Merhum Hulusi Ağabey, Yirmi Dokuzuncu Mektubun Altıncı Kısmı olan Hücumat-ı Sitte Risalesi’ni mütalaa ederken bu risaleden altı desise-i şeytaniyenin altı iman rüknü ile her birinin bir bağı olduğu kanaatına varıyor ve o mevzuda Barla Lahikası’nın 118. Mektubunda izahatlarda bulunuyor.
1. Hubb-u cah yerine, Allah’a imanın bir manası olan rıza-i İlâhîyi... Bu hususta Üstad, Yirmi Birinci Lem’a olan İhlas Risalesi’nin birinci düsturunda, “Amelinizde rıza-i İlahi olmalı. Eğer O razı olsa, bütün dünya küsse ehemmiyeti yok.
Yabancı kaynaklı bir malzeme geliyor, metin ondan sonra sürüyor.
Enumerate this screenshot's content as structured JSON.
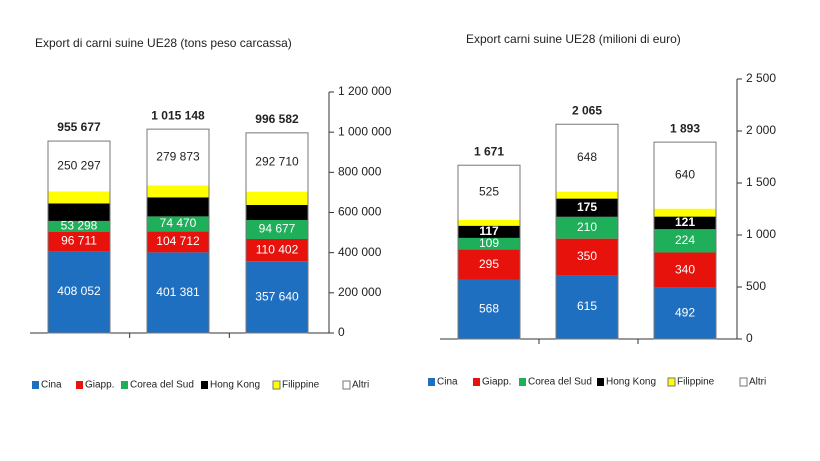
{
  "chart_data": [
    {
      "type": "bar",
      "stacked": true,
      "title": "Export di carni suine UE28 (tons peso carcassa)",
      "categories": [
        null,
        null,
        null
      ],
      "series": [
        {
          "name": "Cina",
          "color": "#1f6fc0",
          "values": [
            408052,
            401381,
            357640
          ],
          "value_labels": [
            "408 052",
            "401 381",
            "357 640"
          ]
        },
        {
          "name": "Giapp.",
          "color": "#e8120c",
          "values": [
            96711,
            104712,
            110402
          ],
          "value_labels": [
            "96 711",
            "104 712",
            "110 402"
          ]
        },
        {
          "name": "Corea del Sud",
          "color": "#1fae5a",
          "values": [
            53298,
            74470,
            94677
          ],
          "value_labels": [
            "53 298",
            "74 470",
            "94 677"
          ]
        },
        {
          "name": "Hong Kong",
          "color": "#000000",
          "values": [
            87000,
            95000,
            75000
          ]
        },
        {
          "name": "Filippine",
          "color": "#ffff00",
          "values": [
            60319,
            59712,
            66153
          ]
        },
        {
          "name": "Altri",
          "color": "#ffffff",
          "values": [
            250297,
            279873,
            292710
          ],
          "value_labels": [
            "250 297",
            "279 873",
            "292 710"
          ]
        }
      ],
      "totals": [
        955677,
        1015148,
        996582
      ],
      "total_labels": [
        "955 677",
        "1 015 148",
        "996 582"
      ],
      "ylim": [
        0,
        1200000
      ],
      "yticks": [
        0,
        {
          "value": 200000,
          "label": "200 000"
        },
        {
          "value": 400000,
          "label": "400 000"
        },
        {
          "value": 600000,
          "label": "600 000"
        },
        {
          "value": 800000,
          "label": "800 000"
        },
        {
          "value": 1000000,
          "label": "1 000 000"
        },
        {
          "value": 1200000,
          "label": "1 200 000"
        }
      ]
    },
    {
      "type": "bar",
      "stacked": true,
      "title": "Export carni suine UE28 (milioni di euro)",
      "categories": [
        null,
        null,
        null
      ],
      "series": [
        {
          "name": "Cina",
          "color": "#1f6fc0",
          "values": [
            568,
            615,
            492
          ]
        },
        {
          "name": "Giapp.",
          "color": "#e8120c",
          "values": [
            295,
            350,
            340
          ]
        },
        {
          "name": "Corea del Sud",
          "color": "#1fae5a",
          "values": [
            109,
            210,
            224
          ]
        },
        {
          "name": "Hong Kong",
          "color": "#000000",
          "values": [
            117,
            175,
            121
          ]
        },
        {
          "name": "Filippine",
          "color": "#ffff00",
          "values": [
            57,
            67,
            76
          ],
          "hide_labels": true
        },
        {
          "name": "Altri",
          "color": "#ffffff",
          "values": [
            525,
            648,
            640
          ]
        }
      ],
      "totals": [
        1671,
        2065,
        1893
      ],
      "total_labels": [
        "1 671",
        "2 065",
        "1 893"
      ],
      "ylim": [
        0,
        2500
      ],
      "yticks": [
        0,
        500,
        {
          "value": 1000,
          "label": "1 000"
        },
        {
          "value": 1500,
          "label": "1 500"
        },
        {
          "value": 2000,
          "label": "2 000"
        },
        {
          "value": 2500,
          "label": "2 500"
        }
      ]
    }
  ]
}
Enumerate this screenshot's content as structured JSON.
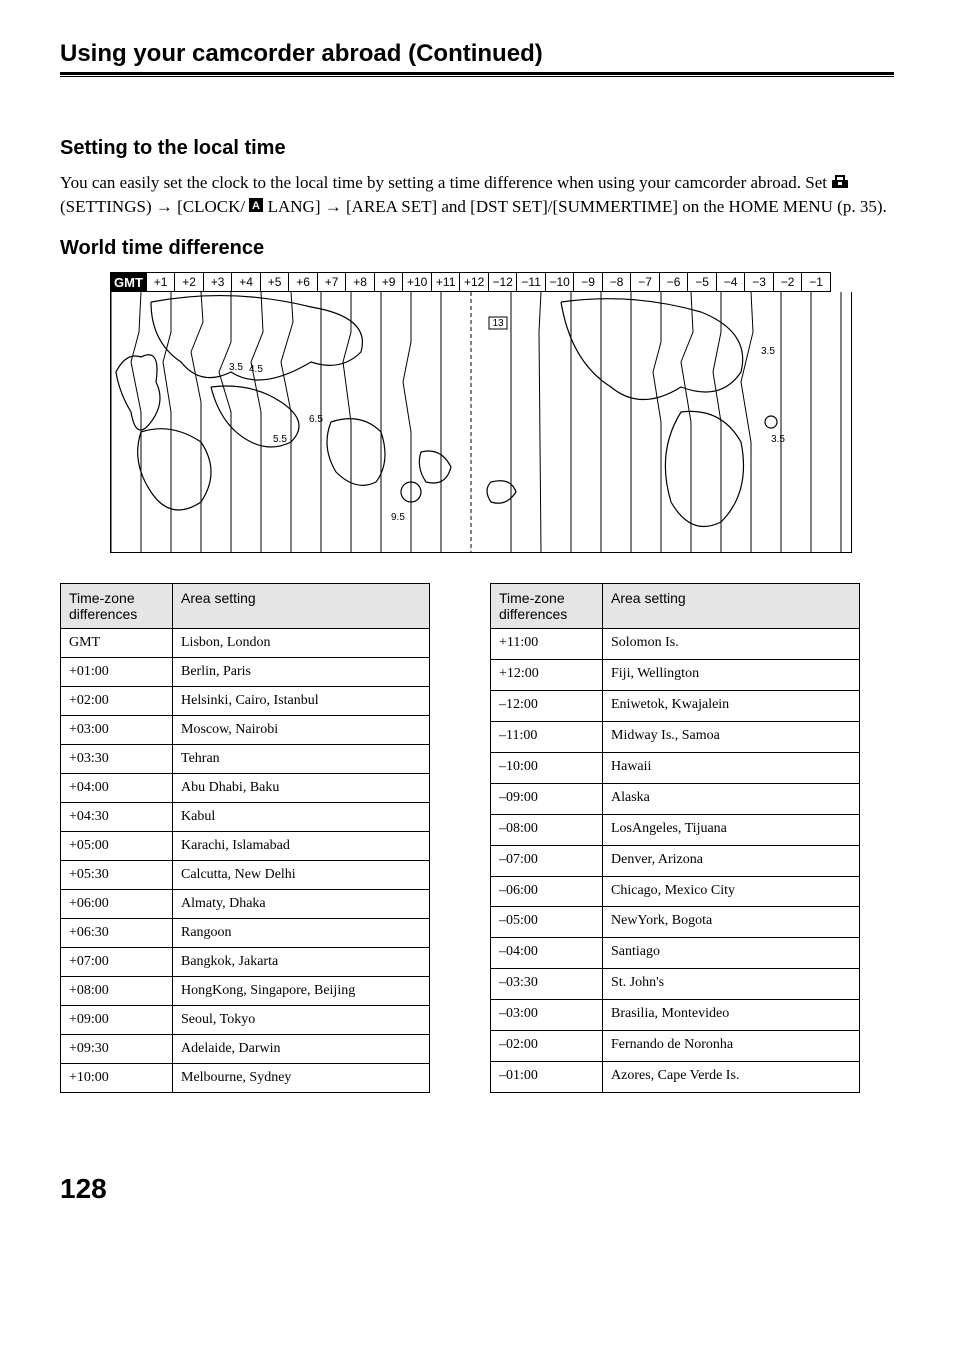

Eğer O kabul etse, bütün halk reddetse tesiri yok. O razı olduktan ve kabul ettikten sonra, isterse ve hikmeti iktiza ederse, sizler istemek talebinde olmadığınız halde, halklara da kabul ettirir, onları da razı eder. Onun için bu hizmette, doğrudan doğruya, yalnız Cenab-ı Hakk’ın rızasını esas maksat yapmak gerektir” diyerek dünyevi makam ve rütbelerden uzak olmadıkça bu hizmette muvaffakiyetin zor olduğunu ve ehl-i ilhadın bizleri bu hubb-u cah desise-i şeytaniyesi ile tuzaklarına düşürebileceklerini kuvvetle ikaz ediyor.
2. Havf ve vehim yerine kadere imanı... Yani ehl-i ilhadın dalkavukları ve ehl-i dalaletin propagandacıları bizlere yaptığımız imani ve Kur’anî hizmet dolayısıyla havf yani korku ve evham verdiklerinde, “Men amene bil kaderi emine minel keder” (Kadere inanan kederlerden emin olur) düsturuna dayanmamız gerektiğini bize ihtar ediyor.
3. Hırs ve tama yerine “Şüphesiz ki rızık veren, mutlak kuvvet ve kudret sahibi olan Allah’tır.” (Zariyat 58) ayet-i celîlesi delâletiyle Kur’ân’a, kütub-ü İlâhiyeye iman kaidesi ile rızkı verenin Cenab-ı Hakk olduğunu ve bizleri rızık vermekle mükafatlandırmak ve/veya rızkımızı kesmekle korkutan fani ve aciz mahluklara ehemmiyet vermememizi teşvik ve ikaz ediyor.